Lotte is a big old brick house on the west side of Copenhagen, where 23 men and women live like a family. Seventy per cent of the family has dementia.
Thyra Frank
They take Caribbean vacations together. The 98-year-old man on the second floor has fallen in love with the 101-year-old woman. The cat sits curled up next to the dining room table.
Lotte's first leader, Thyra Frank, is the rock star of elder care in Denmark.
Denmark - like every other country in Europe - is in an economic squeeze. Yet Lotte is fully funded and fostered by the Danish government.
The underlying philosophy of elder care is well rooted.  Every man or woman, no matter how ill, or how old, has the right to choose how they want to live.
We all know the numbers - dementia of some sort is catching up with more and more of us.

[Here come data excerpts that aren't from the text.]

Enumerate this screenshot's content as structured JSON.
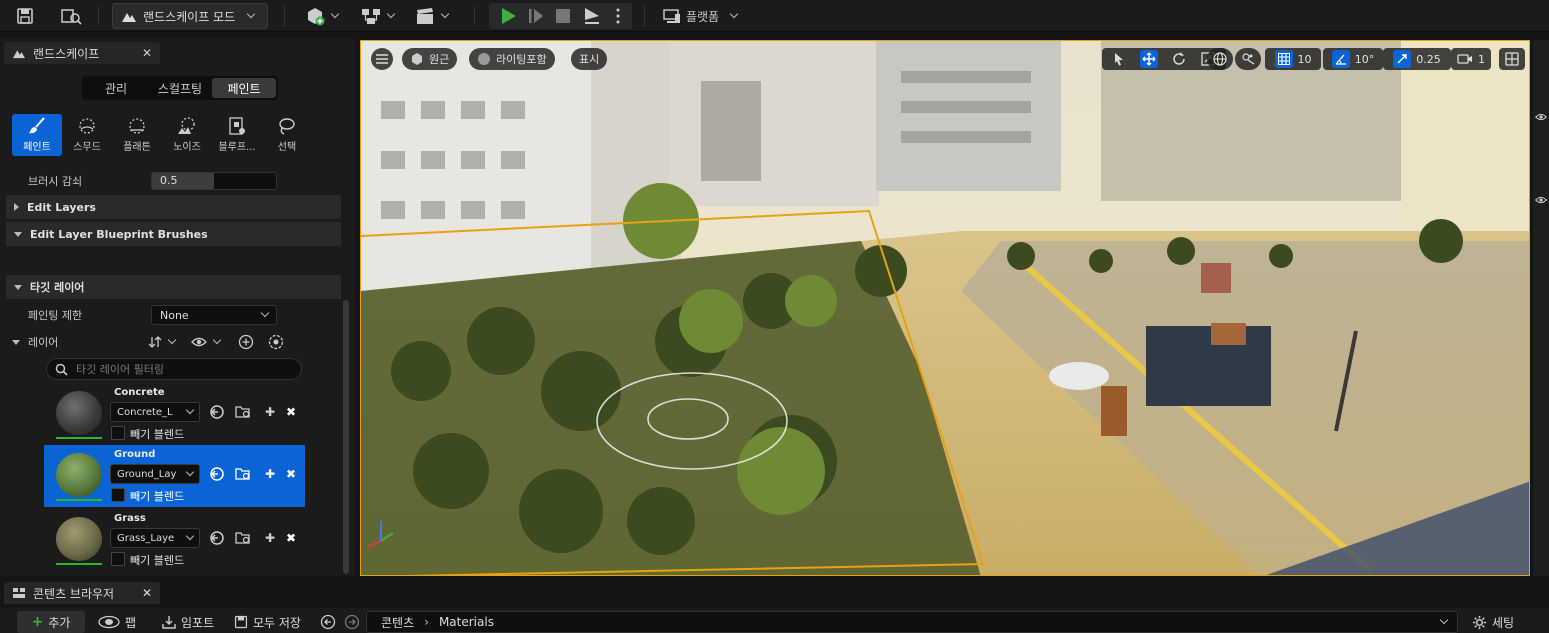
{
  "toolbar": {
    "mode_label": "랜드스케이프 모드",
    "platform_label": "플랫폼"
  },
  "panel": {
    "title": "랜드스케이프",
    "mode_tabs": [
      "관리",
      "스컬프팅",
      "페인트"
    ],
    "active_mode_tab": "페인트",
    "tools": [
      {
        "label": "페인트",
        "icon": "paintbrush-icon",
        "active": true
      },
      {
        "label": "스무드",
        "icon": "smooth-brush-icon",
        "active": false
      },
      {
        "label": "플래튼",
        "icon": "flatten-brush-icon",
        "active": false
      },
      {
        "label": "노이즈",
        "icon": "noise-icon",
        "active": false
      },
      {
        "label": "블루프...",
        "icon": "blueprint-brush-icon",
        "active": false
      },
      {
        "label": "선택",
        "icon": "select-lasso-icon",
        "active": false
      }
    ],
    "brush_falloff_label": "브러시 감쇠",
    "brush_falloff_value": "0.5",
    "edit_layers_label": "Edit Layers",
    "edit_layer_bp_label": "Edit Layer Blueprint Brushes",
    "target_layers_label": "타깃 레이어",
    "paint_restriction_label": "페인팅 제한",
    "paint_restriction_value": "None",
    "layers_label": "레이어",
    "layer_filter_placeholder": "타깃 레이어 필터링",
    "layers": [
      {
        "name": "Concrete",
        "asset": "Concrete_L",
        "option": "빼기 블렌드",
        "selected": false
      },
      {
        "name": "Ground",
        "asset": "Ground_Lay",
        "option": "빼기 블렌드",
        "selected": true
      },
      {
        "name": "Grass",
        "asset": "Grass_Laye",
        "option": "빼기 블렌드",
        "selected": false
      }
    ]
  },
  "viewport": {
    "perspective_label": "원근",
    "lighting_label": "라이팅포함",
    "show_label": "표시",
    "grid_snap_value": "10",
    "rotation_snap_value": "10°",
    "scale_snap_value": "0.25",
    "camera_speed_value": "1"
  },
  "content_browser": {
    "tab_title": "콘텐츠 브라우저",
    "add_label": "추가",
    "import_label": "임포트",
    "save_all_label": "모두 저장",
    "fab_label": "팹",
    "path_root": "콘텐츠",
    "path_leaf": "Materials",
    "settings_label": "세팅"
  },
  "colors": {
    "accent": "#0a64d6",
    "selection_outline": "#e6a214",
    "play_green": "#3cb043",
    "layer_weight_bar": "#2db52d"
  }
}
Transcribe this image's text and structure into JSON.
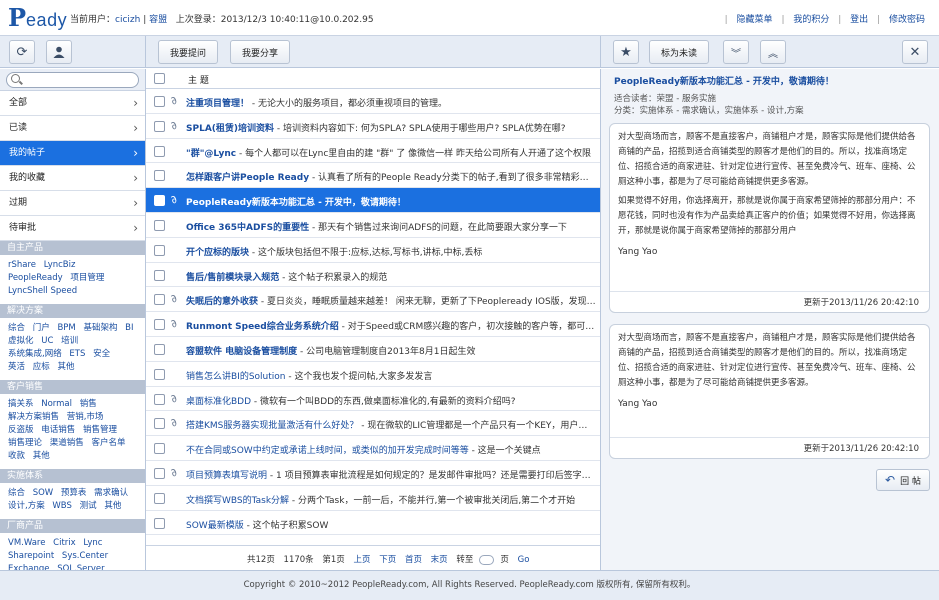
{
  "header": {
    "logo_p": "P",
    "logo_text": "eady",
    "current_user_label": "当前用户：",
    "user_name": "cicizh",
    "user_sep": " | ",
    "user_company": "容盟",
    "last_login_label": "上次登录：",
    "last_login_value": "2013/12/3 10:40:11@10.0.202.95",
    "links": [
      "隐藏菜单",
      "我的积分",
      "登出",
      "修改密码"
    ]
  },
  "toolbar": {
    "ask_label": "我要提问",
    "share_label": "我要分享",
    "mark_unread_label": "标为未读"
  },
  "sidebar": {
    "search_placeholder": "",
    "nav": [
      {
        "label": "全部"
      },
      {
        "label": "已读"
      },
      {
        "label": "我的帖子",
        "active": true
      },
      {
        "label": "我的收藏"
      },
      {
        "label": "过期"
      },
      {
        "label": "待审批"
      }
    ],
    "sections": [
      {
        "title": "自主产品",
        "items": [
          "rShare",
          "LyncBiz",
          "PeopleReady",
          "项目管理",
          "LyncShell Speed"
        ]
      },
      {
        "title": "解决方案",
        "items": [
          "综合",
          "门户",
          "BPM",
          "基础架构",
          "BI",
          "虚拟化",
          "UC",
          "培训",
          "系统集成,网络",
          "ETS",
          "安全",
          "英活",
          "应标",
          "其他"
        ]
      },
      {
        "title": "客户销售",
        "items": [
          "搞关系",
          "Normal",
          "销售",
          "解决方案销售",
          "营销,市场",
          "反盗版",
          "电话销售",
          "销售管理",
          "销售理论",
          "渠道销售",
          "客户名单",
          "收款",
          "其他"
        ]
      },
      {
        "title": "实施体系",
        "items": [
          "综合",
          "SOW",
          "预算表",
          "需求确认",
          "设计,方案",
          "WBS",
          "测试",
          "其他"
        ]
      },
      {
        "title": "厂商产品",
        "items": [
          "VM.Ware",
          "Citrix",
          "Lync",
          "Sharepoint",
          "Sys.Center",
          "Exchange",
          "SQL.Server",
          "Sophos",
          "Symantec",
          "Win.Server"
        ]
      }
    ]
  },
  "list": {
    "header_label": "主 题",
    "rows": [
      {
        "attach": true,
        "title": "注重项目管理！",
        "summary": " - 无论大小的服务项目，都必须重视项目的管理。"
      },
      {
        "attach": true,
        "title": "SPLA(租赁)培训资料",
        "summary": " - 培训资料内容如下: 何为SPLA? SPLA使用于哪些用户? SPLA优势在哪?"
      },
      {
        "attach": false,
        "title": "\"群\"@Lync",
        "summary": " - 每个人都可以在Lync里自由的建 \"群\" 了 像微信一样 昨天给公司所有人开通了这个权限"
      },
      {
        "attach": false,
        "title": "怎样跟客户讲People Ready",
        "summary": " - 认真看了所有的People Ready分类下的帖子,看到了很多非常精彩的功能说..."
      },
      {
        "attach": true,
        "title": "PeopleReady新版本功能汇总 - 开发中，敬请期待！",
        "summary": "",
        "selected": true
      },
      {
        "attach": false,
        "title": "Office 365中ADFS的重要性",
        "summary": " - 那天有个销售过来询问ADFS的问题，在此简要跟大家分享一下"
      },
      {
        "attach": false,
        "title": "开个应标的版块",
        "summary": " - 这个版块包括但不限于:应标,达标,写标书,讲标,中标,丢标"
      },
      {
        "attach": false,
        "title": "售后/售前模块录入规范",
        "summary": " - 这个帖子积累录入的规范"
      },
      {
        "attach": true,
        "title": "失眠后的意外收获",
        "summary": " - 夏日炎炎，睡眠质量越来越差！ 闲来无聊，更新了下Peopleready IOS版，发现功能..."
      },
      {
        "attach": true,
        "title": "Runmont Speed综合业务系统介绍",
        "summary": " - 对于Speed或CRM感兴趣的客户，初次接触的客户等，都可以发这..."
      },
      {
        "attach": false,
        "title": "容盟软件 电脑设备管理制度",
        "summary": " - 公司电脑管理制度自2013年8月1日起生效"
      },
      {
        "attach": false,
        "title": "销售怎么讲BI的Solution",
        "summary": " - 这个我也发个提问帖,大家多发发言",
        "plain": true
      },
      {
        "attach": true,
        "title": "桌面标准化BDD",
        "summary": " - 微软有一个叫BDD的东西,做桌面标准化的,有最新的资料介绍吗?",
        "plain": true
      },
      {
        "attach": true,
        "title": "搭建KMS服务器实现批量激活有什么好处？",
        "summary": " - 现在微软的LIC管理都是一个产品只有一个KEY，用户如果分...",
        "plain": true
      },
      {
        "attach": false,
        "title": "不在合同或SOW中约定或承诺上线时间，或类似的加开发完成时间等等",
        "summary": " - 这是一个关键点",
        "plain": true
      },
      {
        "attach": true,
        "title": "项目预算表填写说明",
        "summary": " - 1 项目预算表审批流程是如何规定的？是发邮件审批吗？还是需要打印后签字？发...",
        "plain": true
      },
      {
        "attach": false,
        "title": "文档撰写WBS的Task分解",
        "summary": " - 分两个Task，一前一后，不能并行,第一个被审批关闭后,第二个才开始",
        "plain": true
      },
      {
        "attach": false,
        "title": "SOW最新模版",
        "summary": " - 这个帖子积累SOW",
        "plain": true
      }
    ],
    "pager": {
      "total_pages": "共12页",
      "total_items": "1170条",
      "current": "第1页",
      "first": "上页",
      "next": "下页",
      "home": "首页",
      "last": "末页",
      "goto": "转至",
      "page_unit": "页",
      "go": "Go"
    }
  },
  "detail": {
    "title": "PeopleReady新版本功能汇总 - 开发中，敬请期待！",
    "audience": "适合读者：荣盟 - 服务实施",
    "category": "分类：实施体系 - 需求确认，实施体系 - 设计,方案",
    "cards": [
      {
        "p1": "对大型商场而言，顾客不是直接客户，商铺租户才是，顾客实际是他们提供给各商铺的产品，招揽到适合商铺类型的顾客才是他们的目的。所以，找准商场定位、招揽合适的商家进驻、针对定位进行宣传、甚至免费冷气、班车、座椅、公厕这种小事，都是为了尽可能给商铺提供更多客源。",
        "p2": "如果觉得不好用，你选择离开，那就是说你属于商家希望筛掉的那部分用户：不愿花钱，同时也没有作为产品卖给真正客户的价值；如果觉得不好用，你选择离开，那就是说你属于商家希望筛掉的那部分用户",
        "signature": "Yang Yao",
        "updated": "更新于2013/11/26 20:42:10"
      },
      {
        "p1": "对大型商场而言，顾客不是直接客户，商铺租户才是，顾客实际是他们提供给各商铺的产品，招揽到适合商铺类型的顾客才是他们的目的。所以，找准商场定位、招揽合适的商家进驻、针对定位进行宣传、甚至免费冷气、班车、座椅、公厕这种小事，都是为了尽可能给商铺提供更多客源。",
        "p2": "",
        "signature": "Yang Yao",
        "updated": "更新于2013/11/26 20:42:10"
      }
    ],
    "reply_label": "回 帖"
  },
  "footer": {
    "copyright": "Copyright © 2010~2012 PeopleReady.com, All Rights Reserved. PeopleReady.com 版权所有, 保留所有权利。"
  },
  "colors": {
    "accent": "#1b70e0",
    "link": "#1a4ea0",
    "toolbar_bg": "#e6ecf5"
  },
  "icons": [
    "refresh-icon",
    "user-icon",
    "star-icon",
    "chevron-down-double-icon",
    "chevron-up-double-icon",
    "close-icon",
    "paperclip-icon",
    "reply-arrow-icon",
    "search-icon"
  ]
}
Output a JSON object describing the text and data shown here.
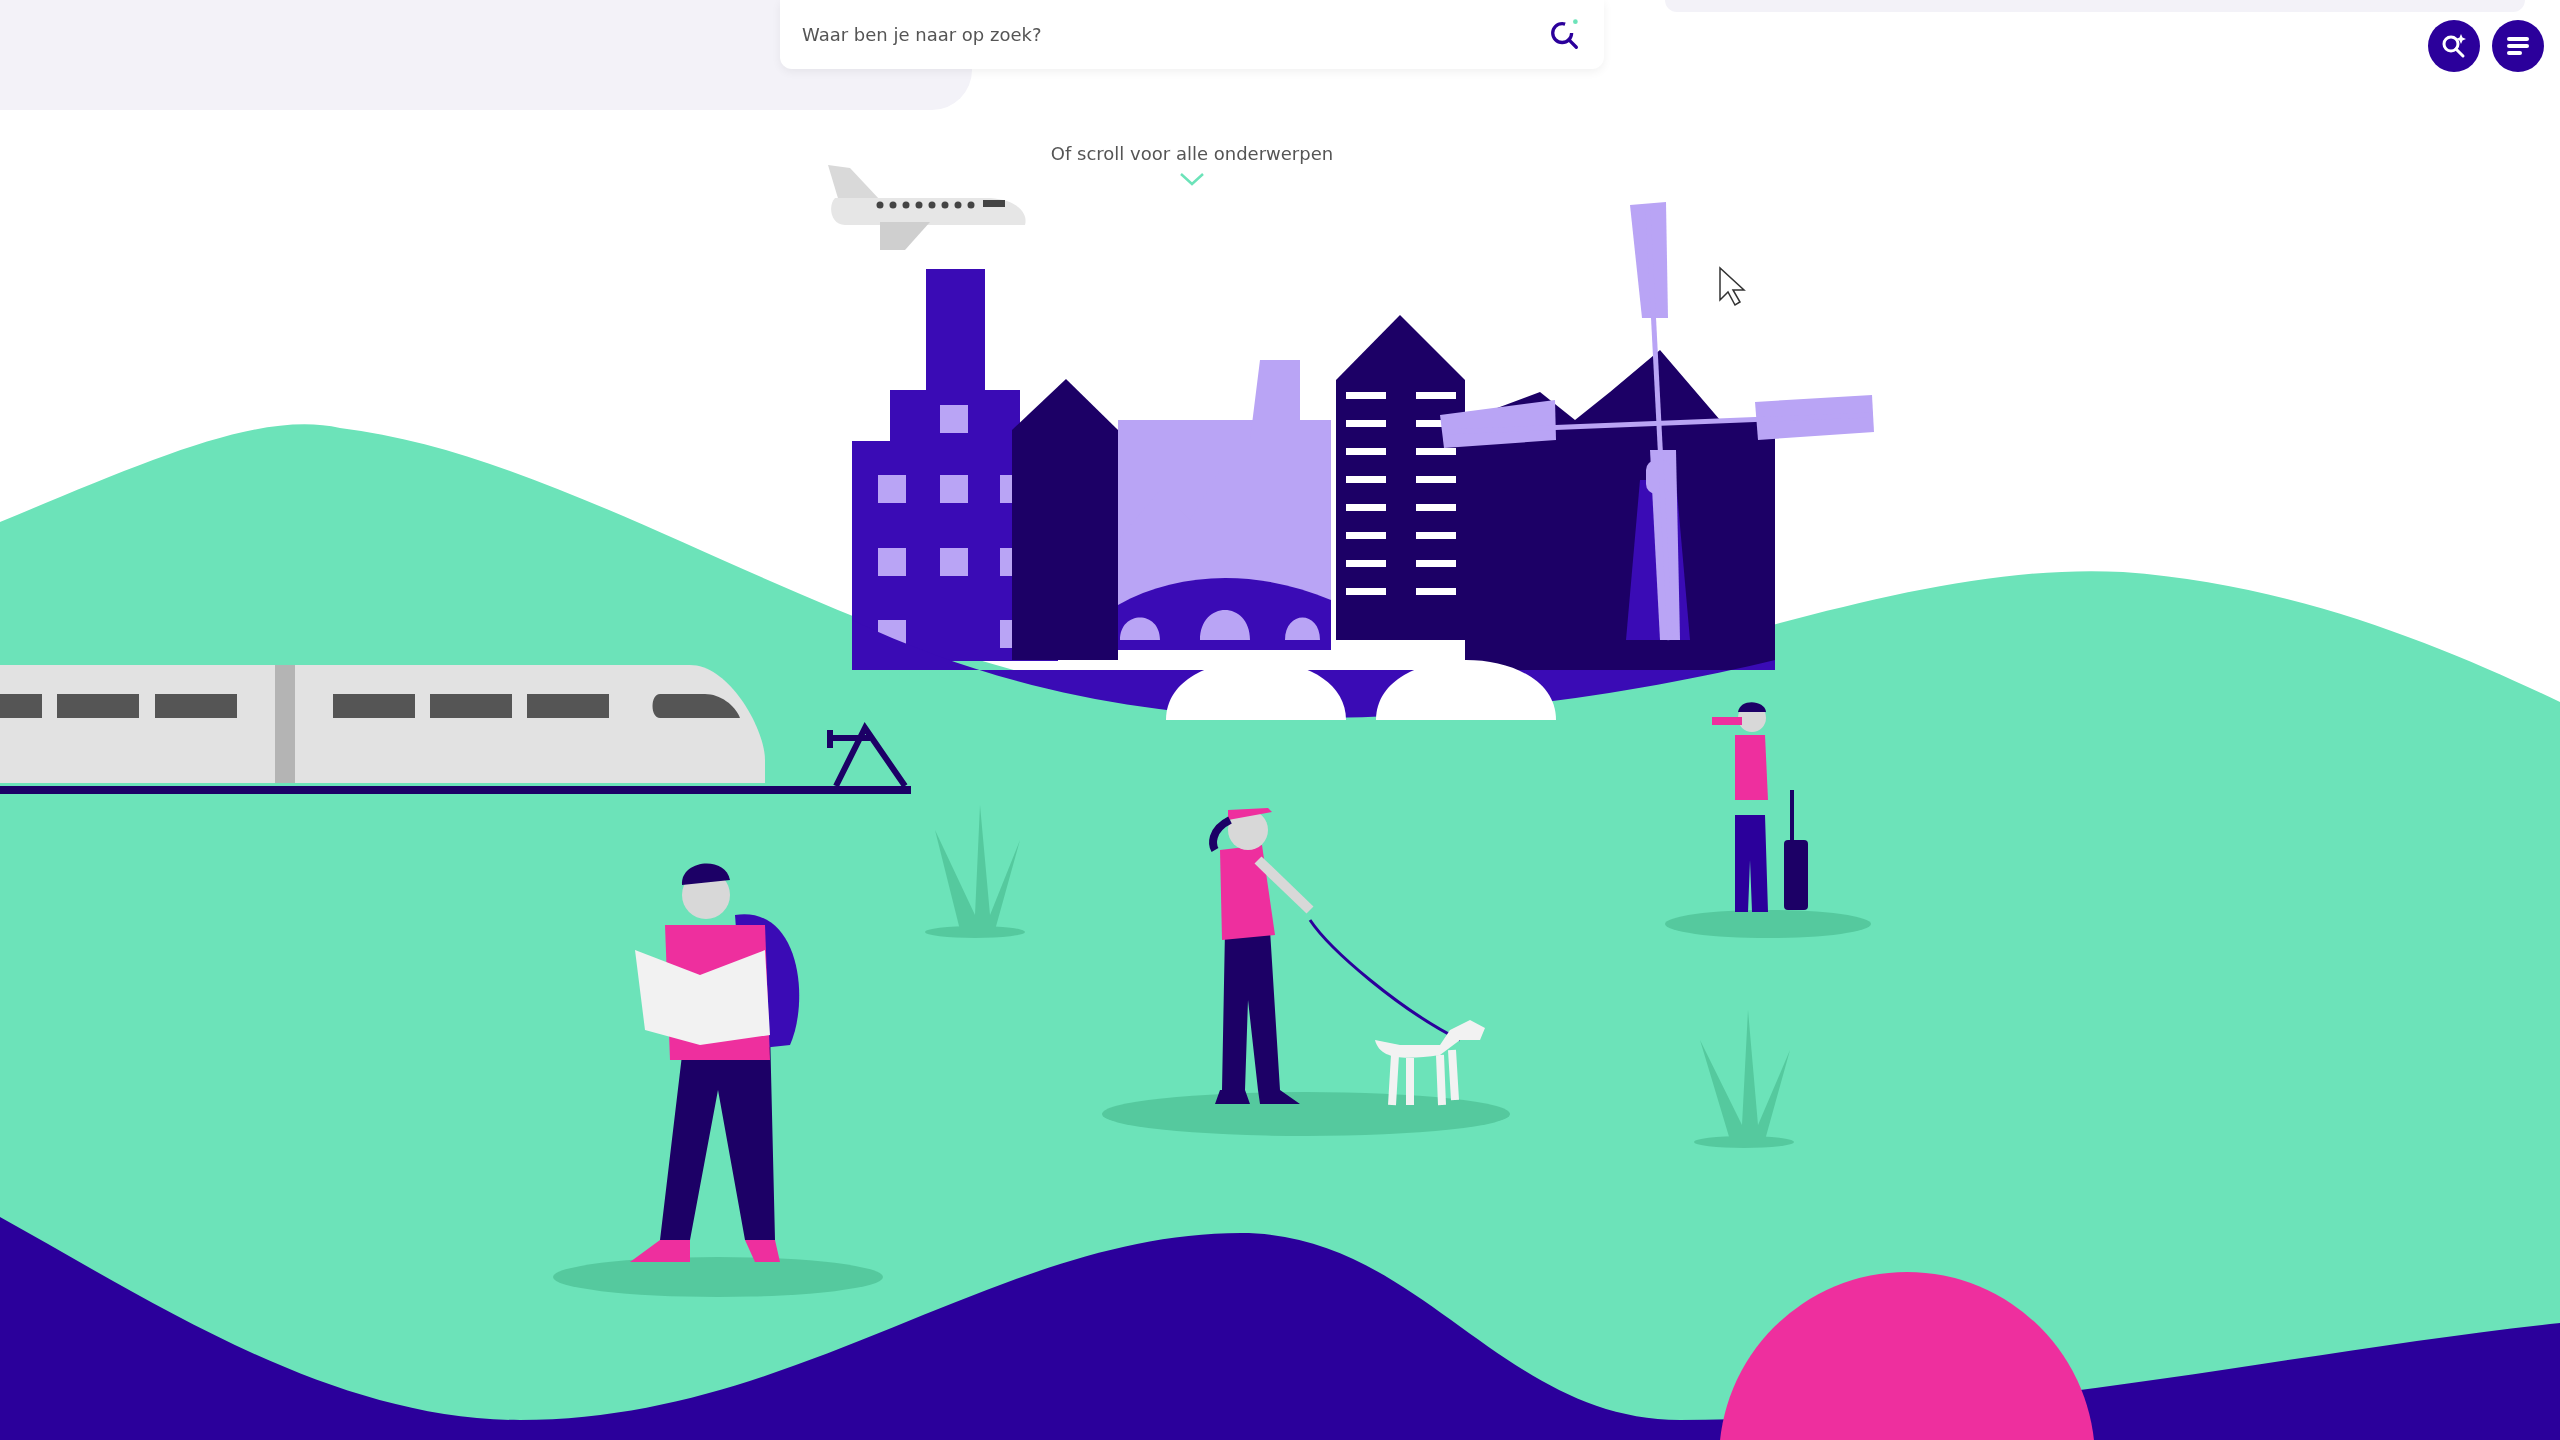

It is a frightening prospect.
No one wants to see mum or dad  - or to imagine themselves - strapped down to a bed in a locked dementia ward - chemically warehoused. But in North America, the choices are limited.
Which is why the world looks to Denmark -- where it is illegal to imprison people with dementia in locked wards; where nursing homes regularly take their people on holiday, and where people with dementia are asked what they want to do today.